Case 4	Data that are stored in GMEM of the process A are transferred to GMEM of the processor C invoked in a different node. The data in GMEM of the process A are copied directly into GMEM of the process C via the crossbar switch using INA instruction.

The performance of the ping-pong pattern implemented by either MPI_Send/MPI_ Irecv functions or MPI_Isend/MPI_Irecv functions is evaluated on the ES. Two MPI processes are invoked according to the four cases described above and the performance of the two send functions are measured by changing message size to be transferred.
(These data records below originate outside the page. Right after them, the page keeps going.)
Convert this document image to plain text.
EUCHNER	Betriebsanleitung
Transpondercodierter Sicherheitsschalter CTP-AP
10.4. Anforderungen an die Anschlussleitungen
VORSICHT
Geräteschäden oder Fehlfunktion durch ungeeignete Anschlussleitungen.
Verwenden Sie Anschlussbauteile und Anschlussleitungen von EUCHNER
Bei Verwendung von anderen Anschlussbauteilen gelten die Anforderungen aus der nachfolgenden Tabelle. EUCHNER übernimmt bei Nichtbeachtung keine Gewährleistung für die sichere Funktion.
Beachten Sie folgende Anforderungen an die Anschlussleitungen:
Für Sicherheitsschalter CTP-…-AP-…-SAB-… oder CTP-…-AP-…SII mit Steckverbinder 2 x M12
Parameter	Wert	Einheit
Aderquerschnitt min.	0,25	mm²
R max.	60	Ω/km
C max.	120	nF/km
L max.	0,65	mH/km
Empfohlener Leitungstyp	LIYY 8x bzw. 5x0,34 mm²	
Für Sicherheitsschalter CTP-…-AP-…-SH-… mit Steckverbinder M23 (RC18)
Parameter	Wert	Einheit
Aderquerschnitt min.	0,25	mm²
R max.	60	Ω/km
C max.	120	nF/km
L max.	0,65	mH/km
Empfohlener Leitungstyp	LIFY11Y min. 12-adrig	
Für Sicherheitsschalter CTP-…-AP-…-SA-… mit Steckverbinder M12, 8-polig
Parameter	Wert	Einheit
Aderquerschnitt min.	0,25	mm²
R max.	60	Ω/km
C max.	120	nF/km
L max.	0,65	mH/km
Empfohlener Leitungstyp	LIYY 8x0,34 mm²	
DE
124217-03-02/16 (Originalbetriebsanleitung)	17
The evaluation results are shown in Figure 8.

Figure 8: Throughput of ping-pong using MPI_Send

For intra-node communication, the maximum throughput is 14.8GB/s in Case 3, half of the peak is achieved when message length is larger than 256KB, and the startup cost is 1.38 μsec. For inter-node communication, the maximum throughput is 11.8GB/s in Case 4, half of the peak is achieved when message length is larger than 512KB, and the startup cost is 5.58 μsec. The gaps at the message size of near 1KB and near 128KB in the figure are caused by changing the communication method in the MPI functions, which are changed according to the message length.
The performances of the ping pattern implemented by three RMA functions of MPI_Get, MPI_Put, and MPI_Accumulate with sum operation are measured by invoking two MPI processes over two nodes. The throughputs are depicted in Figure 9. The maximum throughputs for MPI_Get, MPI_Put, and MPI_Accumulate are 11.62GB/s, 11.62GB/s, and 3.16GB/s, respectively. The startup costs are 6.36μsec, 6.68μsec, and 7.65μsec.

Figure 9: Throughput of ping using RMA functions

We also measured the time required to barrier synchronization among nodes and the time is about 3.25μsec independently of the number of nodes.